In 1989, after signing with Atlantic Records, Skyy launched a comeback with the release of its Start of a Romance album. This release yielded two number one R&B singles, "Start of a Romance" and "Real Love". "Real Love" also became the group's second and final crossover pop hit peaking at number 47 on the Billboard Hot 100 chart in early 1990. By the release of the Nearer to You album in 1992, the hits were less successful, and the band has not released a new studio album since then.
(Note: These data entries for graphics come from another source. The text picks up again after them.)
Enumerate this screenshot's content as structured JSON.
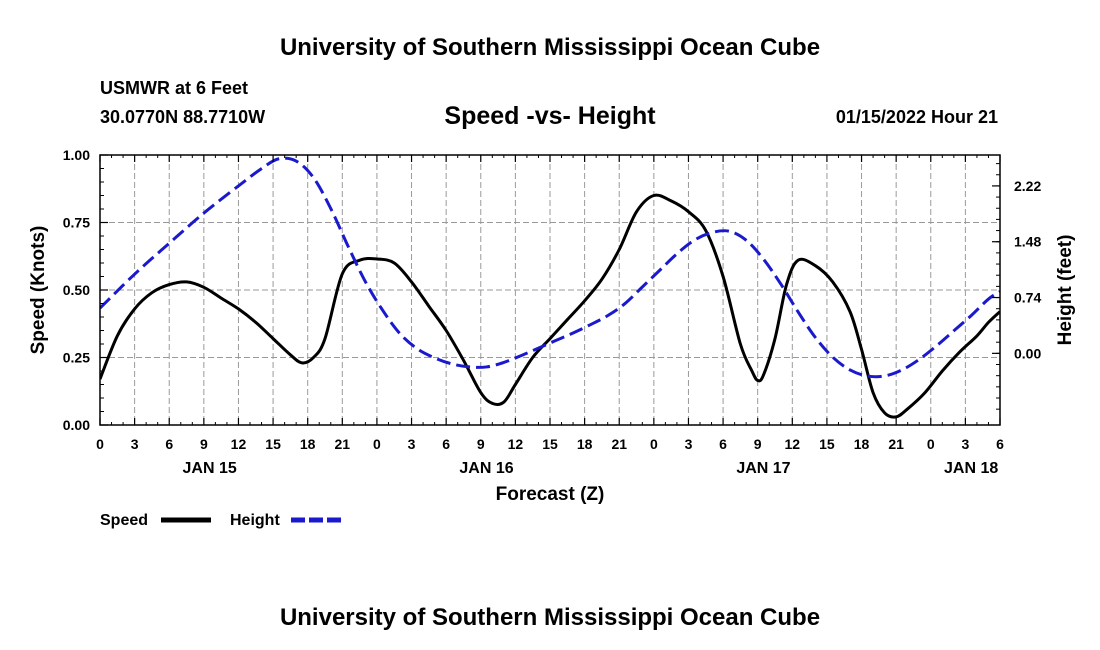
{
  "header": {
    "title": "University of Southern Mississippi Ocean Cube",
    "station_name": "USMWR at 6 Feet",
    "station_coords": "30.0770N  88.7710W",
    "timestamp": "01/15/2022 Hour 21"
  },
  "footer": {
    "title": "University of Southern Mississippi Ocean Cube"
  },
  "legend": {
    "speed_label": "Speed",
    "height_label": "Height"
  },
  "colors": {
    "speed": "#000000",
    "height": "#1a1acc",
    "grid": "#9a9a9a"
  },
  "chart_data": {
    "type": "line",
    "title": "Speed -vs- Height",
    "xlabel": "Forecast (Z)",
    "ylabel_left": "Speed (Knots)",
    "ylabel_right": "Height (feet)",
    "x_unit": "hours since JAN 15 00Z",
    "xlim": [
      0,
      78
    ],
    "ylim_left": [
      0,
      1.0
    ],
    "ylim_right": [
      -0.95,
      2.63
    ],
    "x_ticks": [
      0,
      3,
      6,
      9,
      12,
      15,
      18,
      21,
      24,
      27,
      30,
      33,
      36,
      39,
      42,
      45,
      48,
      51,
      54,
      57,
      60,
      63,
      66,
      69,
      72,
      75,
      78
    ],
    "x_tick_labels": [
      "0",
      "3",
      "6",
      "9",
      "12",
      "15",
      "18",
      "21",
      "0",
      "3",
      "6",
      "9",
      "12",
      "15",
      "18",
      "21",
      "0",
      "3",
      "6",
      "9",
      "12",
      "15",
      "18",
      "21",
      "0",
      "3",
      "6"
    ],
    "y_left_ticks": [
      0,
      0.25,
      0.5,
      0.75,
      1.0
    ],
    "y_left_tick_labels": [
      "0.00",
      "0.25",
      "0.50",
      "0.75",
      "1.00"
    ],
    "y_right_ticks": [
      0,
      0.74,
      1.48,
      2.22
    ],
    "y_right_tick_labels": [
      "0.00",
      "0.74",
      "1.48",
      "2.22"
    ],
    "date_labels": [
      {
        "x": 9.5,
        "label": "JAN 15"
      },
      {
        "x": 33.5,
        "label": "JAN 16"
      },
      {
        "x": 57.5,
        "label": "JAN 17"
      },
      {
        "x": 75.5,
        "label": "JAN 18"
      }
    ],
    "grid": true,
    "legend_position": "bottom-left",
    "series": [
      {
        "name": "Speed",
        "axis": "left",
        "style": "solid",
        "x": [
          0,
          1.5,
          3,
          4.5,
          6,
          7.5,
          9,
          10.5,
          12,
          13.5,
          15,
          16.5,
          17.5,
          18.5,
          19.5,
          21,
          22.5,
          24,
          25.5,
          27,
          28.5,
          30,
          31.5,
          33,
          34,
          35,
          36,
          37.5,
          39,
          40.5,
          42,
          43.5,
          45,
          46.5,
          48,
          49.5,
          51,
          52.5,
          54,
          55.5,
          56.5,
          57,
          57.5,
          58.5,
          59.5,
          60.5,
          62,
          63.5,
          65,
          66,
          67,
          68,
          69,
          70,
          71.5,
          73,
          74.5,
          76,
          77,
          78
        ],
        "values": [
          0.17,
          0.33,
          0.43,
          0.49,
          0.52,
          0.53,
          0.51,
          0.47,
          0.43,
          0.38,
          0.32,
          0.26,
          0.23,
          0.25,
          0.32,
          0.56,
          0.61,
          0.615,
          0.6,
          0.53,
          0.44,
          0.35,
          0.24,
          0.12,
          0.08,
          0.085,
          0.15,
          0.25,
          0.32,
          0.39,
          0.46,
          0.54,
          0.65,
          0.79,
          0.85,
          0.83,
          0.79,
          0.72,
          0.55,
          0.3,
          0.2,
          0.165,
          0.185,
          0.32,
          0.52,
          0.61,
          0.59,
          0.53,
          0.42,
          0.28,
          0.12,
          0.045,
          0.03,
          0.06,
          0.12,
          0.2,
          0.27,
          0.33,
          0.38,
          0.42
        ]
      },
      {
        "name": "Height",
        "axis": "right",
        "style": "dashed",
        "x": [
          0,
          3,
          6,
          9,
          12,
          14,
          15.5,
          17,
          18.5,
          20,
          21.5,
          23,
          24.5,
          26,
          27.5,
          29,
          30.5,
          32,
          33.5,
          35,
          36.5,
          38,
          39.5,
          41,
          42.5,
          44,
          45.5,
          47,
          48.5,
          50,
          51.5,
          53,
          54.5,
          56,
          57.5,
          59,
          60.5,
          62,
          63.5,
          65,
          66.5,
          68,
          69.5,
          71,
          72.5,
          74,
          75.5,
          77,
          78
        ],
        "values": [
          0.6,
          1.05,
          1.46,
          1.86,
          2.22,
          2.45,
          2.58,
          2.55,
          2.33,
          1.92,
          1.42,
          0.95,
          0.57,
          0.26,
          0.06,
          -0.06,
          -0.14,
          -0.18,
          -0.18,
          -0.12,
          -0.03,
          0.07,
          0.17,
          0.27,
          0.38,
          0.5,
          0.66,
          0.88,
          1.1,
          1.32,
          1.5,
          1.6,
          1.62,
          1.5,
          1.25,
          0.92,
          0.55,
          0.21,
          -0.05,
          -0.22,
          -0.3,
          -0.3,
          -0.22,
          -0.08,
          0.1,
          0.3,
          0.5,
          0.72,
          0.82
        ]
      }
    ]
  }
}
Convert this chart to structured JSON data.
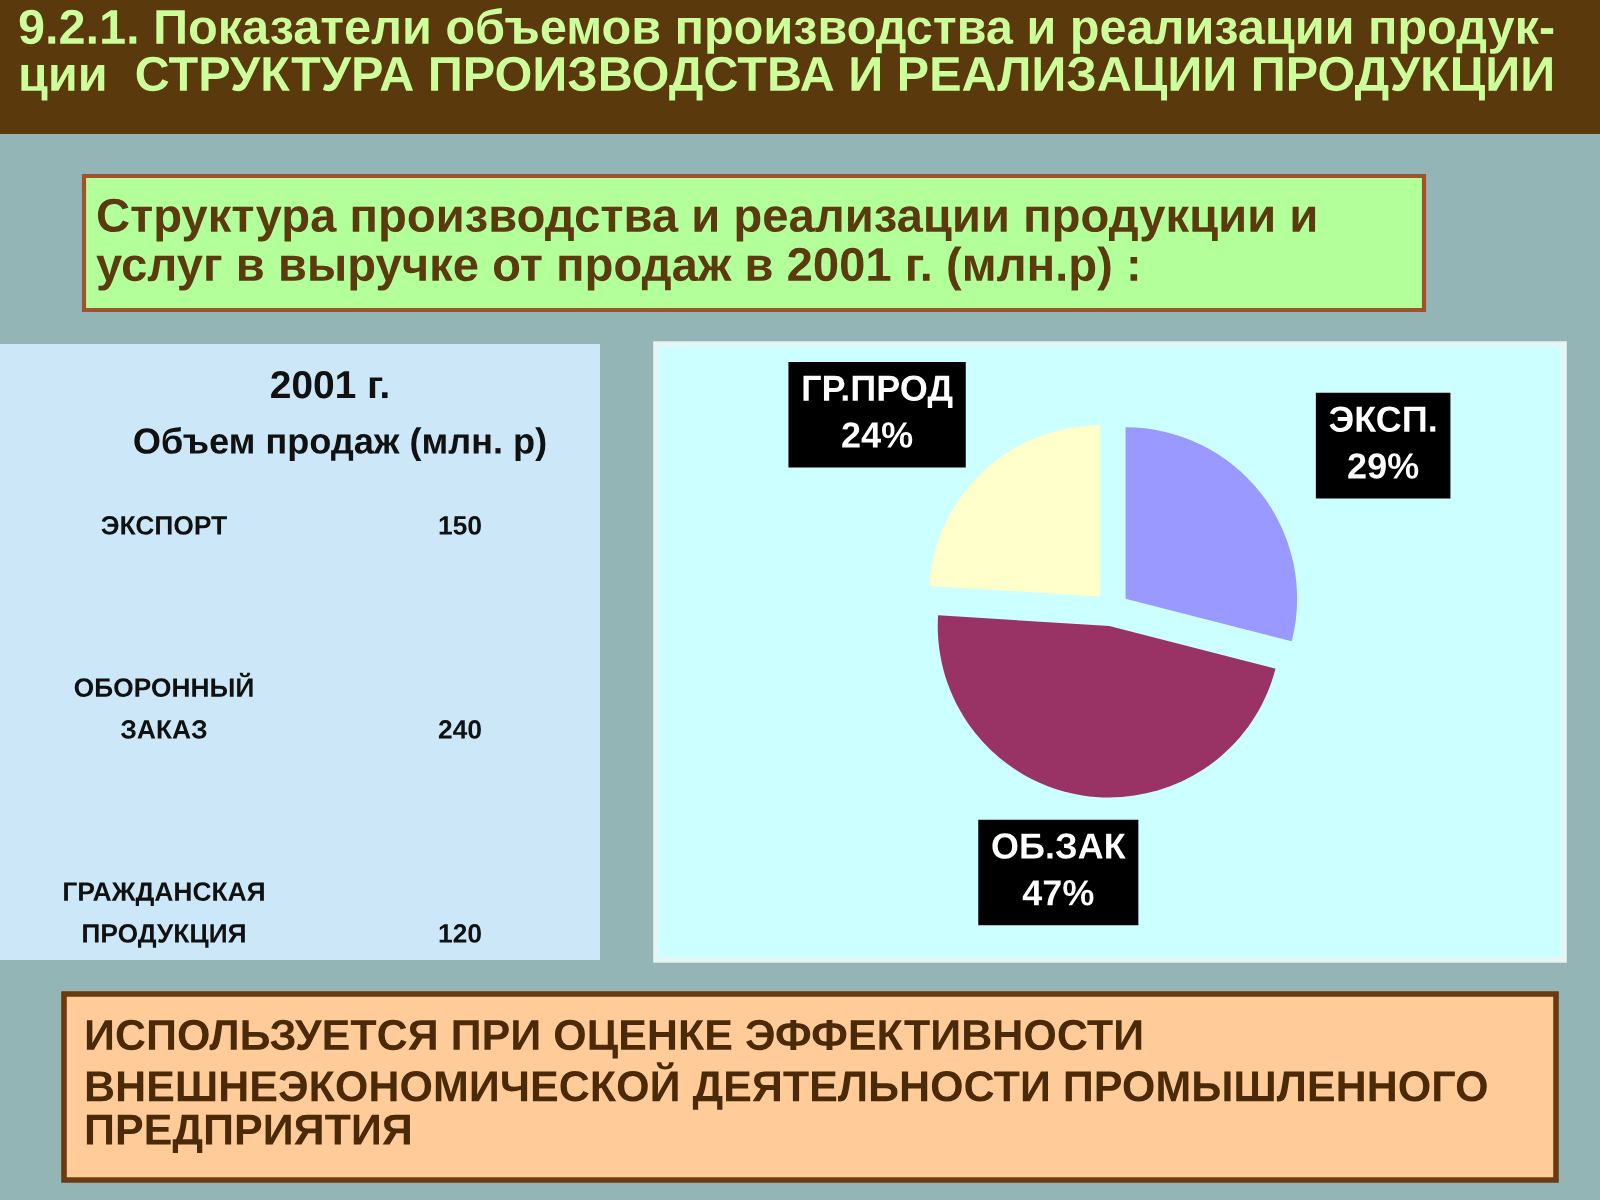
{
  "chart_data": [
    {
      "type": "other",
      "title": "2001 г.",
      "subtitle": "Объем продаж (млн. р)",
      "annotations": [
        "ЭКСПОРТ",
        "150",
        "ОБОРОННЫЙ\nЗАКАЗ",
        "240",
        "ГРАЖДАНСКАЯ\nПРОДУКЦИЯ",
        "120"
      ]
    },
    {
      "type": "pie",
      "title": "9.2.1. Показатели объемов производства и реализации продук-\nции  СТРУКТУРА ПРОИЗВОДСТВА И РЕАЛИЗАЦИИ ПРОДУКЦИИ",
      "subtitle": "Структура производства и реализации продукции и\nуслуг в выручке от продаж в 2001 г. (млн.р) :",
      "categories": [
        "ЭКСП.",
        "ОБ.ЗАК",
        "ГР.ПРОД"
      ],
      "values": [
        29,
        47,
        24
      ],
      "colors": [
        "#9999ff",
        "#993366",
        "#ffffcc"
      ],
      "value_labels": [
        "29%",
        "47%",
        "24%"
      ],
      "annotations": [
        "ИСПОЛЬЗУЕТСЯ ПРИ ОЦЕНКЕ ЭФФЕКТИВНОСТИ\nВНЕШНЕЭКОНОМИЧЕСКОЙ ДЕЯТЕЛЬНОСТИ ПРОМЫШЛЕННОГО\nПРЕДПРИЯТИЯ"
      ]
    }
  ]
}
The sisters have performed consistently since then. In 2007 they attempted to beat a Guinness World Record for the largest kazoo band at the Summerstage Concert Series in Harlem USA, singing their song “Skyyzoo.” Other notable performances have included the Salsoul Reunion Concert, where they performed with former label mates Carol Williams, Double Exposure, Instant Funk, and Joe Bataan in New York City.

==Discography==
===Studio albums===

Year: Title; Peak chart positions; Certifications; Record label
US: US R&B; NZ; UK
1979: Skyy; 117; 40; —; —; Salsoul
1980: Skyway; 61; 17; —; —
Skyyport: 85; 16; 40; —
1981: Skyy Line; 18; 1; —; —; RIAA: Gold ;
1982: Skyyjammer; 81; 22; —; —
1983: Skyylight; 183; 44; —; —
1984: Inner City; —; —; —; —
1986: From the Left Side; —; 33; —; 85; Capitol
1989: Start of a Romance; 155; 16; —; —; Atlantic
1992: Nearer to You; —; 52; —; —
"—" denotes a recording that did not chart or was not released in that territory.

===Compilation albums===
- Skyy Flyy (1982, Salsoul)
- Greatest Hits (1996, The Right Stuff)
- The Anthology (2006, Suss'd)
- Skyyhigh: The Skyy Anthology 1979–1992 (2014, Big Break)

===Singles===

Year: Title; Peak chart positions; Album
US: US R&B; US Dan; CAN; NLD; UK
1979: "First Time Around"; —; 20; 50; 49; —; —; Skyy
"Let's Turn It Out": —; 65; —; —; —; —
"This Groove Is Bad": —; —; —; —; —; —
1980: "High"; 102; 13; 26; —; —; —; Skyway
"Skyyzoo": —; 32; 41; —; —; —
"Here's to You": —; 23; 24; —; —; —; Skyyport
1981: "Superlove"; —; 31; —; —; —; —
"For the First Time": —; —; —; —; —; —
"Call Me": 26; 1; 3; —; 34; —; Skyy Line
1982: "Let's Celebrate"; —; 16; —; —; —; 67
"When You Touch Me": —; 43; —; —; —; —
"Movin' Violation": —; 26; —; —; —; —; Skyyjammer
1983: "Let Love Shine"; —; 39; 41; —; —; —
"Bad Boy": —; 33; —; —; —; —; Skyylight
"Show Me the Way": —; 35; 10; —; —; 97
"Married Man": —; —; —; —; —; —
1984: "Dancin' to Be Dancin'"; —; 49; —; —; —; —; Inner City
1986: "Givin' It (To You)"; —; 8; 42; —; —; 83; From the Left Side
"Non-Stop": —; —; —; —; —; —
"Love Illogical": —; —; —; —; —; —
1989: "Start of a Romance"; —; 1; 41; —; —; —; Start of a Romance
"Love All the Way": —; 47; —; —; —; —
"Real Love": 47; 1; —; —; —; —
1992: "Up and Over (Stronger and Better)"; —; 16; —; —; —; —; Nearer to You
"Nearer to You": —; 73; —; —; —; —
2014: "Top of the World" (Solidisco featuring Skyy); —; —; —; —; —; —; —
"—" denotes a recording that did not chart or was not released in that territory.